In CoOp, the prompt is designed as a sequence of learnable vectors, followed by a target class. This target class is a word token that will be replaced from its corresponding word embedding vector by the text encoder. The goal is to learn the best combination of such vectors in order to predict the correct class name.

This class token can be placed at the end of the sequence, or in the middle. The advantage of a middle class token is the ability to fill the latter word cells with supplementary descriptions, such as "a type of food", or cut off the sentence earlier by using termination signal such as full stop.

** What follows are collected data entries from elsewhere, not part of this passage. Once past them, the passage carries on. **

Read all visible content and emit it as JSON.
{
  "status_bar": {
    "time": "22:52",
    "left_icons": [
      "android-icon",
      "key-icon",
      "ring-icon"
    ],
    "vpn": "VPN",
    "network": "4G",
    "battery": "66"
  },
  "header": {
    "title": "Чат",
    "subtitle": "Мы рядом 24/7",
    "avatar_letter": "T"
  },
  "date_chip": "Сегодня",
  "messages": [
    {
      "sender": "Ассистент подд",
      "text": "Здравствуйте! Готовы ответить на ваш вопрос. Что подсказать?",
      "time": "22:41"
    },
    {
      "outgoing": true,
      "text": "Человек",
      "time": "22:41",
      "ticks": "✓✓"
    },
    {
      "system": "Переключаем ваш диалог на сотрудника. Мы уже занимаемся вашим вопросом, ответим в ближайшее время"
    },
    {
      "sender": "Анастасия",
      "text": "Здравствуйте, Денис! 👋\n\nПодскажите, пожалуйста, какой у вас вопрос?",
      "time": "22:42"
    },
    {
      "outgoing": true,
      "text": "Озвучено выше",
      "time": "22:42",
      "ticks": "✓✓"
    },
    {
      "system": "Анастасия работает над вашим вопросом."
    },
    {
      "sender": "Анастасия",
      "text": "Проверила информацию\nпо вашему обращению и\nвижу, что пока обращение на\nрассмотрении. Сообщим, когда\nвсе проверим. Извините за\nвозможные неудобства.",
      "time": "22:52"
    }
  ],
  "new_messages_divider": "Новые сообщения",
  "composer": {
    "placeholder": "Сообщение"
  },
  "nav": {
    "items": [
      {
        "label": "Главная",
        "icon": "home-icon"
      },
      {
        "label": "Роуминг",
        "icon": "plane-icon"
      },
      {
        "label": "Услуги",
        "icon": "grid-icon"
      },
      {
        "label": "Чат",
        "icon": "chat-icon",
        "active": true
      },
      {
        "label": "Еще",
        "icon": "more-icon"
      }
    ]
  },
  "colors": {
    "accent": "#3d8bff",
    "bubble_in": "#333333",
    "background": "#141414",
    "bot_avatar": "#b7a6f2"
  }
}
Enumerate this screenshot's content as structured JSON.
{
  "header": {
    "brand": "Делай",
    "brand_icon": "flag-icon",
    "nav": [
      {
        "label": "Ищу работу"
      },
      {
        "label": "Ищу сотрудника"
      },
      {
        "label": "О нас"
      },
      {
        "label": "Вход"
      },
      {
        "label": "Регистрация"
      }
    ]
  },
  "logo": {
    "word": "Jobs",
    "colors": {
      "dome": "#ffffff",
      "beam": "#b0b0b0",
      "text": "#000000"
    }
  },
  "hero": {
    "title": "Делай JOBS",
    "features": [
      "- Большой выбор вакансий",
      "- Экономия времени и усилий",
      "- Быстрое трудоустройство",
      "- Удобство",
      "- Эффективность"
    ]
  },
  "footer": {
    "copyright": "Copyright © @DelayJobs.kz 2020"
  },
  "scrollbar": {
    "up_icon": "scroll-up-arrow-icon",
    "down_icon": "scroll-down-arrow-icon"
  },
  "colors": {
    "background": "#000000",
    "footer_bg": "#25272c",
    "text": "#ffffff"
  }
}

The other option is Class-Specific Context (CSC), where context vectors are independent to each class, and can be particularly useful for some fine-grained classification tasks.

Training is performed by minimizing the standard classification loss based on the cross-entropy, and the gradients can be back-propagated all the way through the text encoder, making use of the rich knowledge encoded in the parameters to optimize the context.

Despite being a learning-based approach, CoOp performs much better in domain generalization than manual prompts.

Though the performance is excellent, the results of CoOp are relatively difficult to interpret.

The experiments also reveal that CoOp is sensitive to noisy labels given the weak performance on Food101.